I use a set of earphones I bought at Radio Shack years ago. They are stereo with a volume control on the cord. It plugs into any device I am using. The cord doesn't bother me at all. I have taken them on many vacations and on the plane I use the sound buffering which helps some but doesn't totally cancel the outside noise. I think I paid $79.00 for them which was a good price for what I got. While I was testing out the Fire, I used them and the stereo sound was excellent. Not too good out of the speakers but the earphones made a big difference.


----------



## Jesslyn (Oct 29, 2008)

THANK YOU ALL! You've talked me off the ledge. 

A coworker also pointed me to this dongle since I already have some great bluetooth headphones. Since I will be purchasing from Amazon, I am calling CS now to see if the dongle is compatible.


----------



## ellesu (Feb 19, 2009)

Ann in Arlington said:


> I'm going to put my son on this mission for me when he gets home tomorrow: got to be comfortable and have a volume control, and blue tooth would be nice so there's no wire. I'm sure he'll be able to find just the thing.
> 
> And when he does I'll share with y'all.

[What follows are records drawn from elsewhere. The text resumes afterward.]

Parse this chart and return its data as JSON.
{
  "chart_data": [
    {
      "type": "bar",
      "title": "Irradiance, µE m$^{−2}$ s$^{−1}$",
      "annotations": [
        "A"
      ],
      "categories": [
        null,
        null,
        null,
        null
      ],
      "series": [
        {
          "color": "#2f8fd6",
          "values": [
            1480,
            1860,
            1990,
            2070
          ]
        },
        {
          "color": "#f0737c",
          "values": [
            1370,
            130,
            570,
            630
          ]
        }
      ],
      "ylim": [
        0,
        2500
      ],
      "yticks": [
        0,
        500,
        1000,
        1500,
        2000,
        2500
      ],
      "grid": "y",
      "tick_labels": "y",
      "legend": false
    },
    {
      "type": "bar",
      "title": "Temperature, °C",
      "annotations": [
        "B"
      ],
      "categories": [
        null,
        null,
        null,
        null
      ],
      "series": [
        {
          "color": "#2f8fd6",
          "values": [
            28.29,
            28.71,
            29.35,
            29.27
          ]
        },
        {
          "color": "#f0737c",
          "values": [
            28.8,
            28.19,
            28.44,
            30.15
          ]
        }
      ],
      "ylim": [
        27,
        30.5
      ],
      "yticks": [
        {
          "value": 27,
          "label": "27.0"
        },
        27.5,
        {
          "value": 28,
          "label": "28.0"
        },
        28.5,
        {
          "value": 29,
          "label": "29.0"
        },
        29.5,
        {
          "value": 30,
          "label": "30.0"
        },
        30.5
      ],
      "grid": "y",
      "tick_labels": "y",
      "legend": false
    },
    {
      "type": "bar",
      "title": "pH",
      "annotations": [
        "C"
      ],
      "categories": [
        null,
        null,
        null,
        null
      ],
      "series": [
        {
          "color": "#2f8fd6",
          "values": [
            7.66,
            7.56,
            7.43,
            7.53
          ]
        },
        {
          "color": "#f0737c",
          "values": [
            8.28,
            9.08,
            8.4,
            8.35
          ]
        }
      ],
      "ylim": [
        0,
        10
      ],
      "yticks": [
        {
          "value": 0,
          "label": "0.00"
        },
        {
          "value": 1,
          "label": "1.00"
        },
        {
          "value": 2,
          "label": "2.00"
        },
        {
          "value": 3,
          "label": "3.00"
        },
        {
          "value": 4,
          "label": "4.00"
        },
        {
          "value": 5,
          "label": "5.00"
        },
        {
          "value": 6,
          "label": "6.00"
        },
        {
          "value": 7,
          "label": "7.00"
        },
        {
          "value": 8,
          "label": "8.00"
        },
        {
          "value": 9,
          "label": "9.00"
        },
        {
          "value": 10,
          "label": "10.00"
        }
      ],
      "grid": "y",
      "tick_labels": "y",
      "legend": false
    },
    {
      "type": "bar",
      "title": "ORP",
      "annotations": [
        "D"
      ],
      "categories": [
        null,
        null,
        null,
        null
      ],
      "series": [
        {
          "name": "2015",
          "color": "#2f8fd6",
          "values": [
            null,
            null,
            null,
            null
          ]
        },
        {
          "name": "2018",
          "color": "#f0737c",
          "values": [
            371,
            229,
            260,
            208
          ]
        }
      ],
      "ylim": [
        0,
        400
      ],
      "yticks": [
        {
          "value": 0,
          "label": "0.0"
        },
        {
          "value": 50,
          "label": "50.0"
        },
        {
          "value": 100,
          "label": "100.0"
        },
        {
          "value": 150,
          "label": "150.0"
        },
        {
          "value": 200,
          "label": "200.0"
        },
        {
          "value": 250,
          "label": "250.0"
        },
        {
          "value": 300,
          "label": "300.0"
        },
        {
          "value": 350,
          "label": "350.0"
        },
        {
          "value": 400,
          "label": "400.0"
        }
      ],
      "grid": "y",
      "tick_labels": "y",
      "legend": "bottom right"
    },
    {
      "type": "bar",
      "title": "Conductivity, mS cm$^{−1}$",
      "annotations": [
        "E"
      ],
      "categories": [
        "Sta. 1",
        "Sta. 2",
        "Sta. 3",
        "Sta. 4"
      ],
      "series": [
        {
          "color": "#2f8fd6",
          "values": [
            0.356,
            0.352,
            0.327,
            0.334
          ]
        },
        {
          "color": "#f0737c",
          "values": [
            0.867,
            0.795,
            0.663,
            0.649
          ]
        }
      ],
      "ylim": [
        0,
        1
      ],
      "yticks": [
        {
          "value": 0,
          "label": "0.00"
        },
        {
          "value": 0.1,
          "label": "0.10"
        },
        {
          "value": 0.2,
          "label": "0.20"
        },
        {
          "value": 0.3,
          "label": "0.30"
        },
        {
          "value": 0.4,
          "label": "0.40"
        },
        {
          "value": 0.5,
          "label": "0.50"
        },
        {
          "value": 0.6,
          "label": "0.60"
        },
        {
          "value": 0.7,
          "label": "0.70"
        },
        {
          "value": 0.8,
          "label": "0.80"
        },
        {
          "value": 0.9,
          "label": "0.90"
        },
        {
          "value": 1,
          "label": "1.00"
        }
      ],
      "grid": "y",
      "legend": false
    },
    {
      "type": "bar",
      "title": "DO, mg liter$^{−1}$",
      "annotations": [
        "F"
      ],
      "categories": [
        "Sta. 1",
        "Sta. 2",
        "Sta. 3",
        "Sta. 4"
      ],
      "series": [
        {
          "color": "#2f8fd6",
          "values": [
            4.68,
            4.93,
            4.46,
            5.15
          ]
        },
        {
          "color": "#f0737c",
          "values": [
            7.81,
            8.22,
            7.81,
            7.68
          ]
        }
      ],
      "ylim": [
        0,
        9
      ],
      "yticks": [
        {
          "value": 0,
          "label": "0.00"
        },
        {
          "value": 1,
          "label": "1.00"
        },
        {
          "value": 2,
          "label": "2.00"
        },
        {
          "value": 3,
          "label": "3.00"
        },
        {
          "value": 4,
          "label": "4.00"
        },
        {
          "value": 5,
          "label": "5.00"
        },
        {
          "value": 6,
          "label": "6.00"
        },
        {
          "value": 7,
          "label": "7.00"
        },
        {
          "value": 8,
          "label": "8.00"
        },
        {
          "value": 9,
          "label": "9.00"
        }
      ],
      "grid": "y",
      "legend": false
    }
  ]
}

Tell him several of us are anxiously awaiting his opinion - OH! Also tell him Thanks! and Happy Thanksgiving!  Sons can be very useful - unfortunately, mine are on opposite coasts for the time being (and I'm in the middle).

If all this good info on how to modify the Fire keeps up, we're not gonna be in the market when the _new, improved_ model hits the market....


----------



## Carol Collett (Oct 4, 2009)

Jesslyn said:


> THANK YOU ALL! You've talked me off the ledge.
> 
> A coworker also pointed me to this dongle since I already have some great bluetooth headphones. Since I will be purchasing from Amazon, I am calling CS now to see if the dongle is compatible.


Oh, please let us know what you find out. That's a really good price. If it works, I'm getting one too. Have some bt headphones I love that are only a few months old.


----------



## trastan (Nov 14, 2011)

Jesslyn said:


> THANK YOU ALL! You've talked me off the ledge.
> 
> A coworker also pointed me to this dongle since I already have some great bluetooth headphones. Since I will be purchasing from Amazon, I am calling CS now to see if the dongle is compatible.


Though there's a slight possibility that it will work (very, very slight), you would need a USB > micro USB adapter just to be able to plug it into the Fire. Since it's not designed to host USB devices, even if you were to go that far, you would almost certainly have no success.

Unfortunately, your best bet for Bluetooth sound is going to be something along the lines of Betsy's dongle, where it's a battery-powered device connected to the Fire's headphone jack.


----------



## teri (Sep 13, 2010)

I think you are correct, the dongle won't work.  Since the Fire doesn't have a USB there is nothing to plug that into.  I have one on my computer for headphones and for the life of me I can't figure out how we could get one to work for the Fire.  I want to find one like Betsy's.


----------



## Jesslyn (Oct 29, 2008)

teri said:


> I think you are correct, the dongle won't work. Since the Fire doesn't have a USB there is nothing to plug that into. I have one on my computer for headphones and for the life of me I can't figure out how we could get one to work for the Fire. I want to find one like Betsy's.


Correct. I found a smaller one that I think will work for me. It comes in white and black
Robust 3.5mm Universal Bluetooth Wireless Stereo Music Audio Transmitter for iPod/iPhone/iPad/iTouch, Tablets, SONY PSP, Nintendo DS, MP3/MP4, PCs, PDAs, any 3.5mm Jack Device


----------